Regardless of any prior evidence of health risks of HFVT, this ecological study conducted by Dr. Milham is fatally flawed and is a vivid illustration of incorrect application of ecological analyses in epidemiology. Even if the presence of diesel generators correlates with average BMI, fasting plasma glucose (FPG) and diabetes, any causal arguments arising from this observation must account for confounding and temporality. More likely, high BMI, FPG and prevalence of type 2 diabetes is caused by lifestyle factors (Diabetes UK, 2013), while on small islands genetic factors may also play a role. Obvious suspected risk factors, exhaustively reported in literature, are diet and insufficient activity. Indeed, the World Health Organization described that one of the barriers to an effective response to obesity on many Pacific Island countries is that, culturally, large physical size is considered a mark of beauty and social status; furthermore imported high-fat energy-dense food consumption has been increasing on these islands (WHO, 2002). Another important barrier is reduced physical activity because of the use of modern technology further aggravated by the high rate of violence and crime that reduces the opportunity for outdoor activity (WHO, 2002). These factors indicate that the position of the small islands in the ranking of BMI, FPG and diabetes can satisfactory be explained by recent trends in known risk factors and that it is very unlikely HFVT have an important role to play, if any. Dr. Milham further also fails to address what came first: increase in outcomes or introduction of diesel generators to the islands. Everybody knows that cause must precede effect so the failure to appreciate this by Dr. Milham is baffling.

Obviously, established risk causative factors, although more likely than the one proposed by Dr. Milham, are subject to the same problems of interpretation from ecological cross-sectional data. Therefore, we conducted a similar study to the one by Dr. Milham to investigate the hypothesis that if dirty electricity in Oceania causes obesity in humans, it should have the same effect on Rattus norvegicus (common brown rat). To test the hypothesis, we compared the size and weight of R. norvegicus in Oceania to the rest of the world (especially The Netherlands, where levels of “dirty electricity” are much lower (Milham, 2013)). To minimize residual confounding we stratified the results by wild and laboratory-bred R. norvegicus. We used the methodology of Dr. Milham: internet search. The instrumental variable used in this study was the size of R. norvegicus which has similar exposures to humans, including most notably to “dirty electricity” but without the socio-cultural confounders. Moreover, we hypothesized that in lab-bred R. norvegicus exposure to “dirty electricity” will be similar to all rats in a geographical area because of their controlled environment and proven exposure due to presence of electrical devices in labs. The R. norvegicus populations were found to have a tail length ranging 17–23 cm, a head/body length ranging 20–28 cm, and a weight ranging 275–575 grams (ARKIVE, 2013; Burnie, 2001). No evidence was found of R. norvegicus being larger in Oceania than in the rest of the world (Burnie, 2001; redOrbit, 2013). There was no evidence of laboratory rats being more overweight in laboratories in Oceania than elsewhere in the world. We conclude that dirty electricity does not cause obesity in R. norvegicus, and therefore it does not have corresponding effect in humans.

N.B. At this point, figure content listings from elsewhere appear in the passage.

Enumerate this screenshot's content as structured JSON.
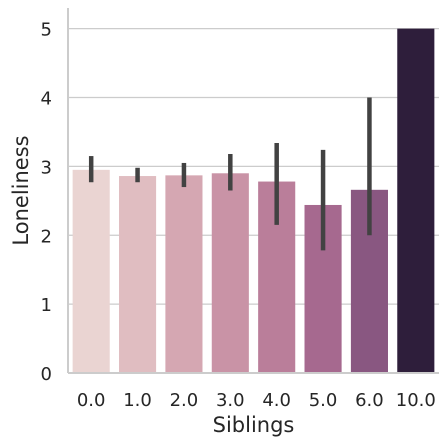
{
  "chart_data": {
    "type": "bar",
    "xlabel": "Siblings",
    "ylabel": "Loneliness",
    "categories": [
      "0.0",
      "1.0",
      "2.0",
      "3.0",
      "4.0",
      "5.0",
      "6.0",
      "10.0"
    ],
    "values": [
      2.95,
      2.86,
      2.87,
      2.9,
      2.78,
      2.44,
      2.66,
      5.0
    ],
    "error_low": [
      2.77,
      2.77,
      2.7,
      2.65,
      2.15,
      1.78,
      2.0,
      null
    ],
    "error_high": [
      3.15,
      2.98,
      3.05,
      3.18,
      3.34,
      3.24,
      4.0,
      null
    ],
    "colors": [
      "#ead4d2",
      "#e0bdc1",
      "#d5a7b2",
      "#c993a6",
      "#ba7e9a",
      "#a6698f",
      "#895781",
      "#2e1e3b"
    ],
    "ylim": [
      0,
      5.3
    ],
    "yticks": [
      0,
      1,
      2,
      3,
      4,
      5
    ],
    "grid": true
  }
}
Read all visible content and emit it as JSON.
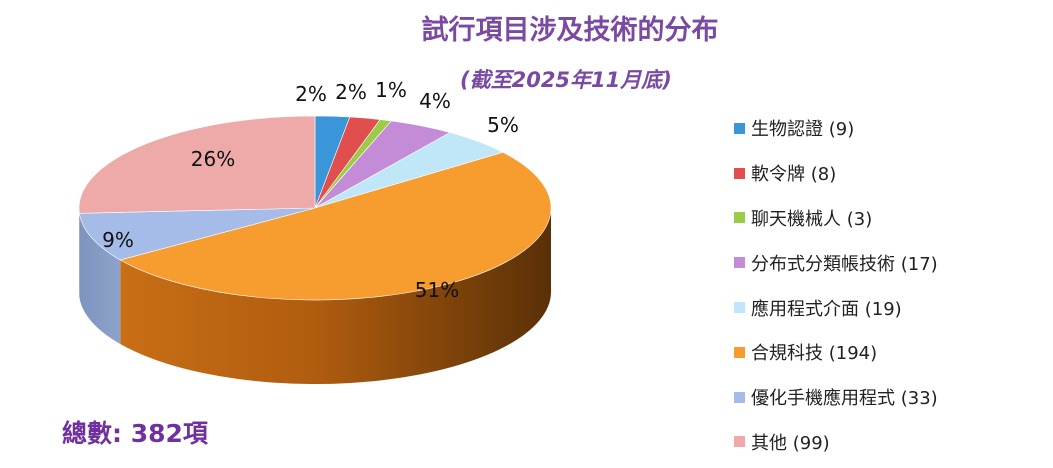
{
  "title": "試行項目涉及技術的分布",
  "subtitle": "(截至2025年11月底)",
  "total_label": "總數: 382項",
  "chart_data": {
    "type": "pie",
    "style": "3d",
    "title": "試行項目涉及技術的分布",
    "subtitle": "(截至2025年11月底)",
    "total": 382,
    "legend_position": "right",
    "slices": [
      {
        "label": "生物認證",
        "count": 9,
        "percent_label": "2%",
        "color": "#3b95d9"
      },
      {
        "label": "軟令牌",
        "count": 8,
        "percent_label": "2%",
        "color": "#e04e4e"
      },
      {
        "label": "聊天機械人",
        "count": 3,
        "percent_label": "1%",
        "color": "#9ccc45"
      },
      {
        "label": "分布式分類帳技術",
        "count": 17,
        "percent_label": "4%",
        "color": "#c48bd6"
      },
      {
        "label": "應用程式介面",
        "count": 19,
        "percent_label": "5%",
        "color": "#bfe7f7"
      },
      {
        "label": "合規科技",
        "count": 194,
        "percent_label": "51%",
        "color": "#f79c2f"
      },
      {
        "label": "優化手機應用程式",
        "count": 33,
        "percent_label": "9%",
        "color": "#a6bce8"
      },
      {
        "label": "其他",
        "count": 99,
        "percent_label": "26%",
        "color": "#eeaaa9"
      }
    ],
    "legend_entries": [
      "生物認證 (9)",
      "軟令牌 (8)",
      "聊天機械人 (3)",
      "分布式分類帳技術 (17)",
      "應用程式介面 (19)",
      "合規科技 (194)",
      "優化手機應用程式 (33)",
      "其他 (99)"
    ]
  }
}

Although we never conducted this study and it was obviously meant as a parody on the study by Dr. Milham, the proposed experiment conducted at an individual level would provide a sound scientific basis for the evaluation of Dr. Miham’s ideas. We therefore encourage Dr. Milham to visit Oceania and perform such informative experiments in laboratory rodents. In the meantime, we hope that readers of the work by Dr. Milham will put on hold plans to construct alternative sources of power such as nuclear power plants or coal-fired power stations on small islands in Oceania and the Caribbean.

Acknowledgements

The authors report no conflicts of interest.